I’m trying to understand the underline implementation of Edward. Since I’m new to Bayesian Learning and Tensorflow, I find it is difficult to understand the logic by debugging the code. Moreover, I have gone through the paper “Deep Probabilistic Programming” by you.
Especially, I’m trying to understand the variational inference using Edward. However, still I can’t connect the the graphical representation of the probabilistic model with the auto encoding variational bayes and stochastic search (assuming that you use auto encoding VB for the KLqp inference)
Assume that we want to perform Bayesian Linear regression. Here we define the model as follows.
X = tf.placeholder(tf.float32, [None, d]) w = Normal(loc=tf.zeros(d), scale=tf.ones(d)) b = Normal(loc=tf.zeros(1), scale=tf.ones(1)) y = Normal(loc=ed.dot(X, w) + b, scale=1.0) qw = Normal(loc=tf.get_variable("qw/loc", [d]), scale=tf.nn.softplus(tf.get_variable("qw/scale", [d]))) qb = Normal(loc=tf.get_variable("qb/loc", ), scale=tf.nn.softplus(tf.get_variable("qb/scale", )))

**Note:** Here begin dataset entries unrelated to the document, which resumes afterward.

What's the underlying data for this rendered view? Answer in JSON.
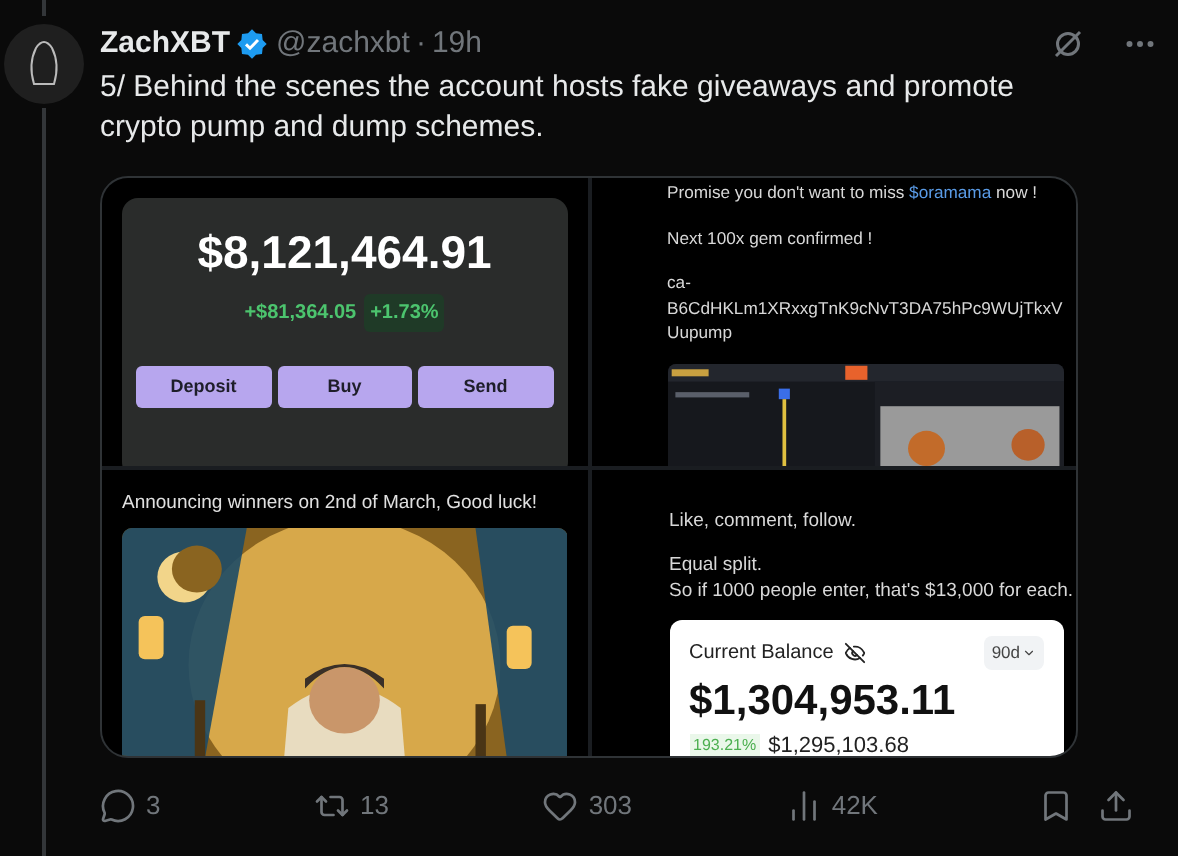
{
  "post": {
    "author": "ZachXBT",
    "handle": "@zachxbt",
    "separator": "·",
    "time": "19h",
    "text": "5/ Behind the scenes the account hosts fake giveaways and promote crypto pump and dump schemes."
  },
  "media": [
    {
      "kind": "wallet",
      "balance": "$8,121,464.91",
      "change": "+$81,364.05",
      "change_pct": "+1.73%",
      "buttons": [
        "Deposit",
        "Buy",
        "Send"
      ]
    },
    {
      "kind": "post",
      "first_line": {
        "before": "Promise you don't want to miss ",
        "link": "$oramama",
        "after": " now !"
      },
      "paragraphs": [
        [
          "Next 100x gem confirmed !"
        ],
        [
          "ca-",
          "B6CdHKLm1XRxxgTnK9cNvT3DA75hPc9WUjTkxV",
          "Uupump"
        ]
      ],
      "embed": {
        "kind": "picture"
      }
    },
    {
      "kind": "announcement",
      "caption": "Announcing winners on 2nd of March, Good luck!",
      "image": {
        "kind": "picture"
      }
    },
    {
      "kind": "balance",
      "paragraphs": [
        [
          "Like, comment, follow."
        ],
        [
          "Equal split.",
          "So if 1000 people enter, that's $13,000 for each."
        ]
      ],
      "card_title": "Current Balance",
      "period": "90d",
      "balance": "$1,304,953.11",
      "gain_pct": "193.21%",
      "gain": "$1,295,103.68"
    }
  ],
  "actions": [
    {
      "kind": "reply",
      "count": "3"
    },
    {
      "kind": "repost",
      "count": "13"
    },
    {
      "kind": "like",
      "count": "303"
    },
    {
      "kind": "views",
      "count": "42K"
    },
    {
      "kind": "bookmark"
    },
    {
      "kind": "share"
    }
  ]
}
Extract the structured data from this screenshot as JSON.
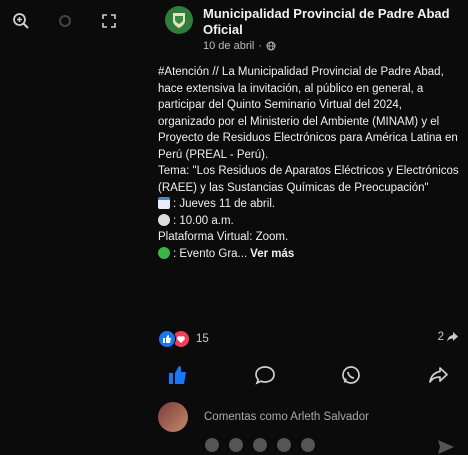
{
  "page": {
    "name": "Municipalidad Provincial de Padre Abad Oficial",
    "date": "10 de abril",
    "date_separator": "·"
  },
  "post": {
    "lines": [
      "#Atención // La Municipalidad Provincial de Padre Abad, hace extensiva la invitación, al público en general, a participar del Quinto Seminario Virtual del 2024, organizado por el Ministerio del Ambiente (MINAM) y el Proyecto de Residuos Electrónicos para América Latina en Perú (PREAL - Perú).",
      "Tema: \"Los Residuos de Aparatos Eléctricos y Electrónicos (RAEE) y las Sustancias Químicas de Preocupación\"",
      ": Jueves 11 de abril.",
      ": 10.00 a.m.",
      "Plataforma Virtual: Zoom.",
      ": Evento Gra..."
    ],
    "see_more": "Ver más"
  },
  "reactions": {
    "count": "15",
    "shares": "2"
  },
  "comment": {
    "placeholder": "Comentas como Arleth Salvador"
  },
  "icons": {
    "top": [
      "zoom-in-icon",
      "settings-icon",
      "expand-icon"
    ],
    "actions": [
      "like-icon",
      "comment-icon",
      "whatsapp-icon",
      "share-icon"
    ]
  },
  "colors": {
    "background": "#0b0b0c",
    "like": "#1877f2",
    "love": "#f33e58",
    "avatar": "#2f7d3a"
  }
}
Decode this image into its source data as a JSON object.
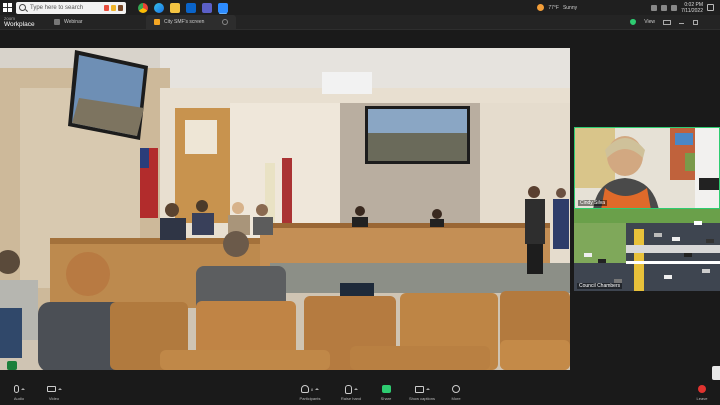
{
  "taskbar": {
    "search_placeholder": "Type here to search",
    "weather_temp": "77°F",
    "weather_desc": "Sunny",
    "time": "0:02 PM",
    "date": "7/11/2022",
    "apps": [
      "chrome-icon",
      "edge-icon",
      "file-explorer-icon",
      "outlook-icon",
      "teams-icon",
      "zoom-icon"
    ]
  },
  "zoom": {
    "brand_line1": "zoom",
    "brand_line2": "Workplace",
    "tabs": [
      {
        "label": "Webinar"
      },
      {
        "label": "City SMF's screen"
      }
    ],
    "view_label": "View"
  },
  "participants": [
    {
      "name": "Cindy Silva"
    },
    {
      "name": "Council Chambers"
    }
  ],
  "toolbar": {
    "audio": "Audio",
    "video": "Video",
    "participants": "Participants",
    "participants_count": "8",
    "raise_hand": "Raise hand",
    "share": "Share",
    "captions": "Show captions",
    "more": "More",
    "leave": "Leave"
  },
  "colors": {
    "accent_green": "#2ecc71",
    "leave_red": "#e0332f",
    "toolbar_bg": "#1a1a1a"
  }
}
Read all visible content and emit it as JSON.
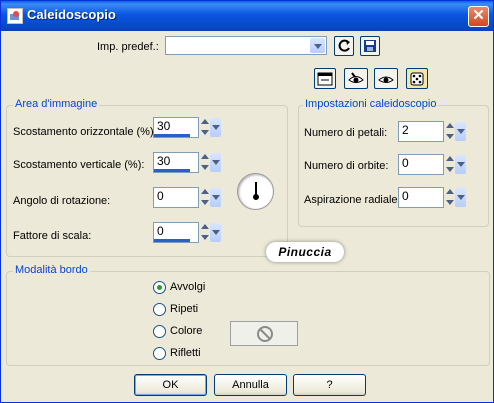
{
  "window": {
    "title": "Caleidoscopio"
  },
  "preset": {
    "label": "Imp. predef.:",
    "value": ""
  },
  "image_area": {
    "title": "Area d'immagine",
    "fields": [
      {
        "label": "Scostamento orizzontale (%):",
        "value": "30",
        "fill": 0.8
      },
      {
        "label": "Scostamento verticale (%):",
        "value": "30",
        "fill": 0.8
      },
      {
        "label": "Angolo di rotazione:",
        "value": "0",
        "fill": 0
      },
      {
        "label": "Fattore di scala:",
        "value": "0",
        "fill": 0.8
      }
    ]
  },
  "kaleidoscope_settings": {
    "title": "Impostazioni caleidoscopio",
    "fields": [
      {
        "label": "Numero di petali:",
        "value": "2"
      },
      {
        "label": "Numero di orbite:",
        "value": "0"
      },
      {
        "label": "Aspirazione radiale:",
        "value": "0"
      }
    ]
  },
  "watermark": "Pinuccia",
  "edge_mode": {
    "title": "Modalità bordo",
    "options": [
      "Avvolgi",
      "Ripeti",
      "Colore",
      "Rifletti"
    ],
    "selected": "Avvolgi"
  },
  "buttons": {
    "ok": "OK",
    "cancel": "Annulla",
    "help": "?"
  },
  "icons": [
    "app-icon",
    "close-icon",
    "reset-preset-icon",
    "save-preset-icon",
    "window-preview-icon",
    "proof-icon",
    "eye-icon",
    "randomize-icon",
    "no-color-icon"
  ],
  "colors": {
    "titlebar": "#0a5fe8",
    "group_title": "#0046d5",
    "close": "#d2471f",
    "face": "#ece9d8"
  }
}
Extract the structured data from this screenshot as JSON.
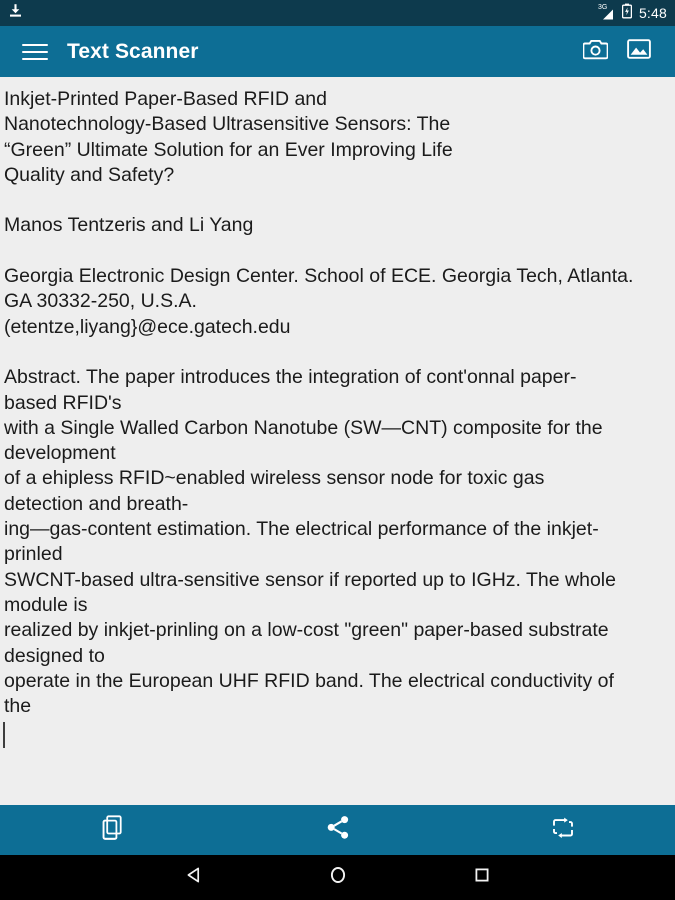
{
  "status_bar": {
    "download_icon": "download-icon",
    "network_label": "3G",
    "signal_icon": "signal-3g-icon",
    "battery_icon": "battery-icon",
    "clock": "5:48",
    "background_color": "#0d3a4d"
  },
  "app_bar": {
    "menu_icon": "hamburger-menu-icon",
    "title": "Text Scanner",
    "camera_icon": "camera-icon",
    "gallery_icon": "gallery-image-icon",
    "background_color": "#0d6e95"
  },
  "content": {
    "ocr_text": "Inkjet-Printed Paper-Based RFID and\nNanotechnology-Based Ultrasensitive Sensors: The\n“Green” Ultimate Solution for an Ever Improving Life\nQuality and Safety?\n\nManos Tentzeris and Li Yang\n\nGeorgia Electronic Design Center. School of ECE. Georgia Tech, Atlanta.\nGA 30332-250, U.S.A.\n(etentze,liyang}@ece.gatech.edu\n\nAbstract. The paper introduces the integration of cont'onnal paper-\nbased RFID's\nwith a Single Walled Carbon Nanotube (SW—CNT) composite for the\ndevelopment\nof a ehipless RFID~enabled wireless sensor node for toxic gas\ndetection and breath-\ning—gas-content estimation. The electrical performance of the inkjet-\nprinled\nSWCNT-based ultra-sensitive sensor if reported up to IGHz. The whole\nmodule is\nrealized by inkjet-prinling on a low-cost \"green\" paper-based substrate\ndesigned to\noperate in the European UHF RFID band. The electrical conductivity of\nthe",
    "text_color": "#1b1b1b",
    "background_color": "#eeeeee"
  },
  "bottom_toolbar": {
    "items": [
      {
        "icon": "copy-icon",
        "label": "Copy"
      },
      {
        "icon": "share-icon",
        "label": "Share"
      },
      {
        "icon": "translate-swap-icon",
        "label": "Translate"
      }
    ],
    "background_color": "#0d6e95"
  },
  "nav_bar": {
    "back_icon": "back-triangle-icon",
    "home_icon": "home-circle-icon",
    "recents_icon": "recents-square-icon",
    "background_color": "#000000"
  }
}
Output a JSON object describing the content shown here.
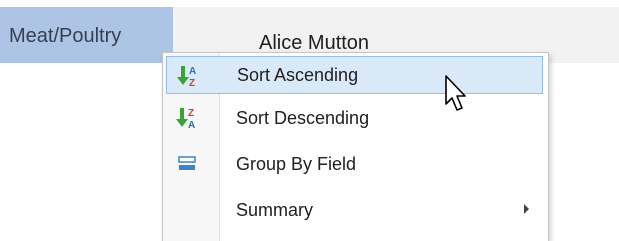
{
  "grid_row": {
    "category": "Meat/Poultry",
    "product": "Alice Mutton"
  },
  "context_menu": {
    "items": [
      {
        "label": "Sort Ascending",
        "icon": "sort-ascending-icon"
      },
      {
        "label": "Sort Descending",
        "icon": "sort-descending-icon"
      },
      {
        "label": "Group By Field",
        "icon": "group-by-field-icon"
      },
      {
        "label": "Summary",
        "icon": "submenu-arrow-icon"
      }
    ]
  },
  "colors": {
    "selected_cell": "#adc4e4",
    "hover_item": "#dae9f8",
    "hover_border": "#94bde7",
    "sort_arrow_green": "#3aa335",
    "sort_letter_red": "#d23a2a",
    "group_icon_blue": "#3f83c7"
  }
}
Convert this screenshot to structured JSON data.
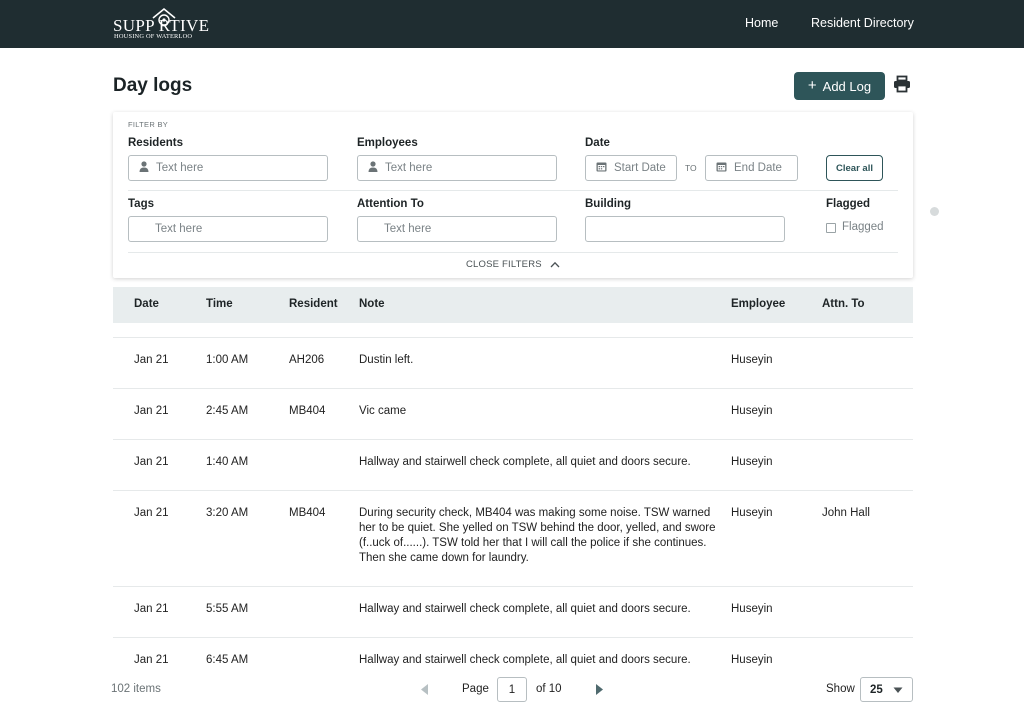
{
  "header": {
    "logo_main": "SUPP  RTIVE",
    "logo_sub": "HOUSING OF WATERLOO",
    "nav": [
      "Home",
      "Resident Directory"
    ],
    "bg_color": "#1f2d31"
  },
  "page": {
    "title": "Day logs",
    "add_button": "Add Log",
    "accent_color": "#2e5559"
  },
  "filters": {
    "section_label": "FILTER BY",
    "residents_label": "Residents",
    "residents_placeholder": "Text here",
    "employees_label": "Employees",
    "employees_placeholder": "Text here",
    "date_label": "Date",
    "start_placeholder": "Start Date",
    "to_label": "TO",
    "end_placeholder": "End Date",
    "clear_label": "Clear all",
    "tags_label": "Tags",
    "tags_placeholder": "Text here",
    "attention_label": "Attention To",
    "attention_placeholder": "Text here",
    "building_label": "Building",
    "building_value": "",
    "flagged_label": "Flagged",
    "flagged_checkbox_label": "Flagged",
    "close_label": "CLOSE FILTERS"
  },
  "table": {
    "columns": [
      "Date",
      "Time",
      "Resident",
      "Note",
      "Employee",
      "Attn. To"
    ],
    "rows": [
      {
        "date": "Jan 21",
        "time": "1:00 AM",
        "resident": "AH206",
        "note": "Dustin left.",
        "employee": "Huseyin",
        "attn": ""
      },
      {
        "date": "Jan 21",
        "time": "2:45 AM",
        "resident": "MB404",
        "note": "Vic came",
        "employee": "Huseyin",
        "attn": ""
      },
      {
        "date": "Jan 21",
        "time": "1:40 AM",
        "resident": "",
        "note": "Hallway and stairwell check complete, all quiet and doors secure.",
        "employee": "Huseyin",
        "attn": ""
      },
      {
        "date": "Jan 21",
        "time": "3:20 AM",
        "resident": "MB404",
        "note": "During security check, MB404 was making some noise. TSW warned her to be quiet. She yelled on TSW behind the door, yelled, and swore (f..uck of......). TSW told her that I will call the police if she continues. Then she came down for laundry.",
        "employee": "Huseyin",
        "attn": "John Hall"
      },
      {
        "date": "Jan 21",
        "time": "5:55 AM",
        "resident": "",
        "note": "Hallway and stairwell check complete, all quiet and doors secure.",
        "employee": "Huseyin",
        "attn": ""
      },
      {
        "date": "Jan 21",
        "time": "6:45 AM",
        "resident": "",
        "note": "Hallway and stairwell check complete, all quiet and doors secure.",
        "employee": "Huseyin",
        "attn": ""
      }
    ]
  },
  "footer": {
    "items_count": "102 items",
    "page_label": "Page",
    "page_value": "1",
    "page_of": "of 10",
    "show_label": "Show",
    "show_value": "25"
  }
}
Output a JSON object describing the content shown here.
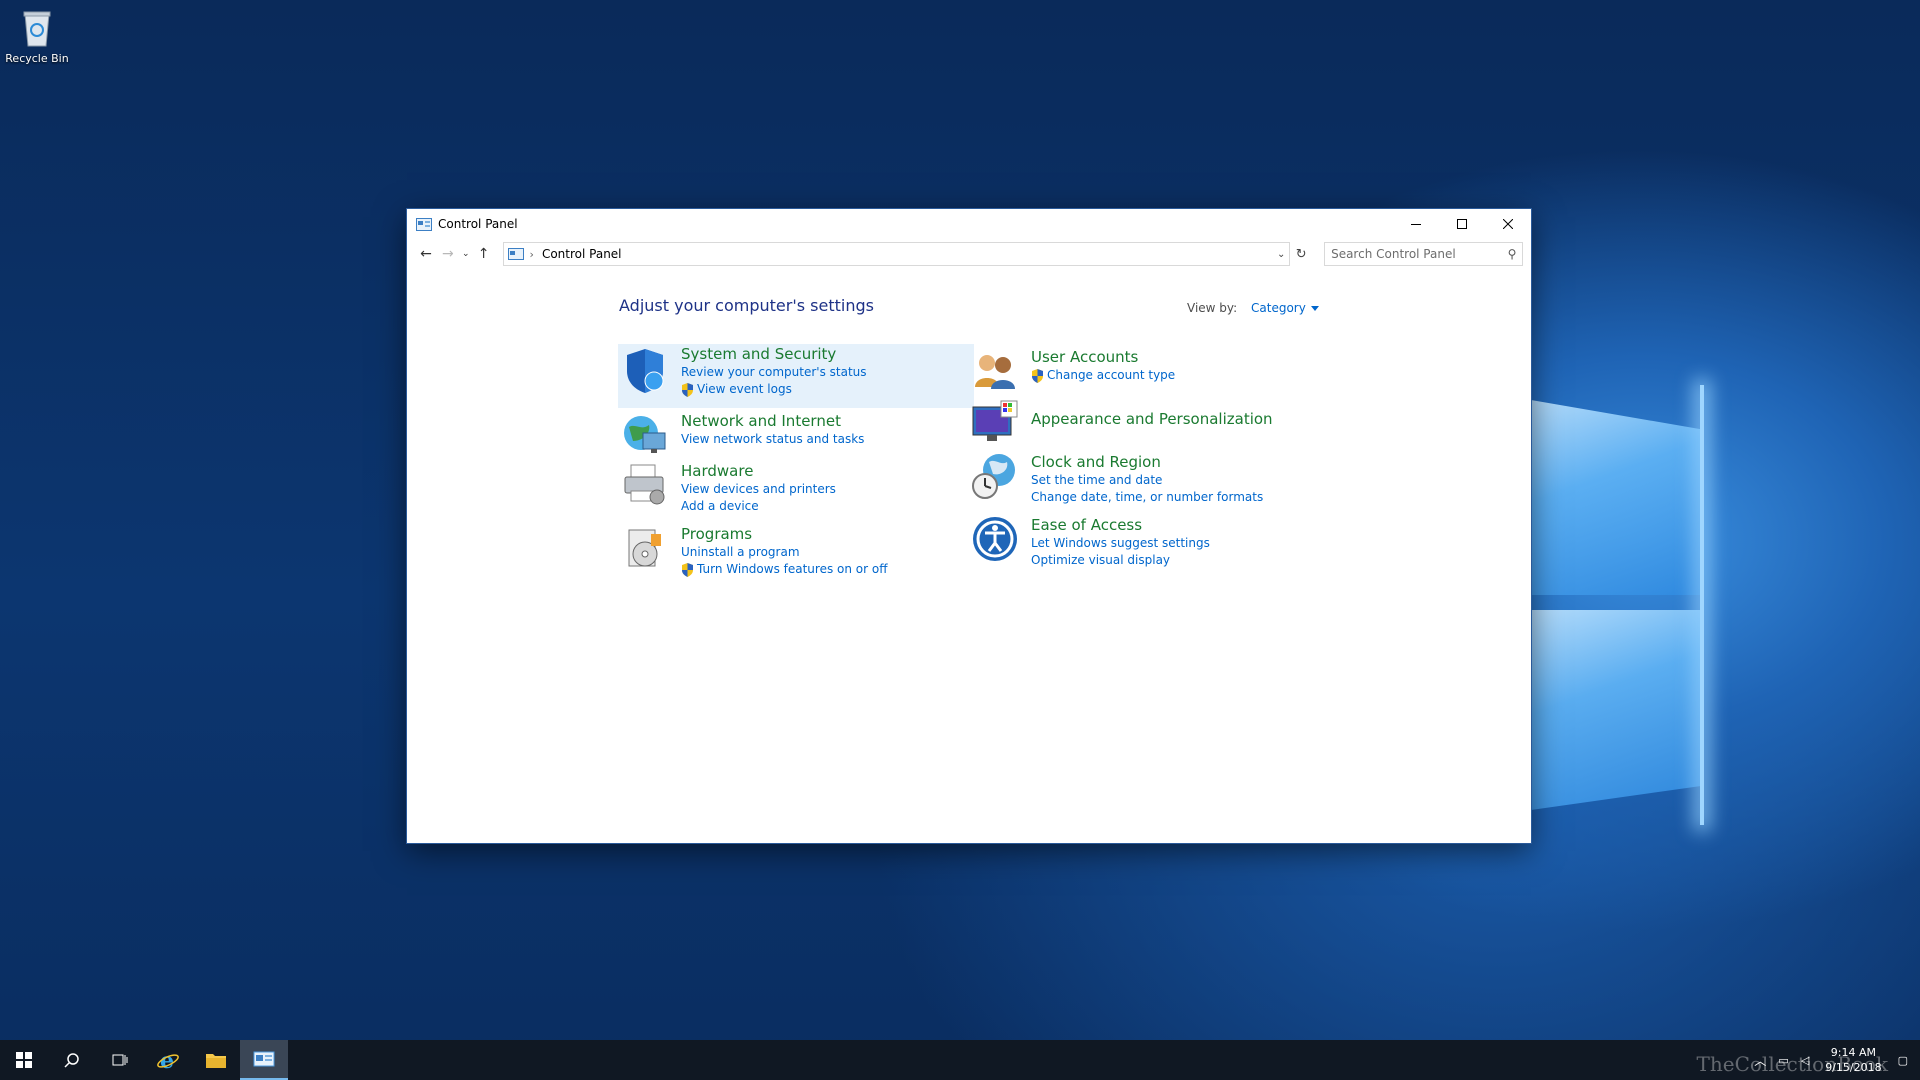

Now I don’t see why do we have to define prior and posterior separately as (w, qw) or (b, qb). I know that only qw and qb are considered trainable.
However, what is the significance of w and b during the training?
How do you map this representation to the algorithm presented in auto encoding variational bayes?
I appreciate if someone can provide me some help with understanding connection to Edward graphical representation from auto-encoding VB.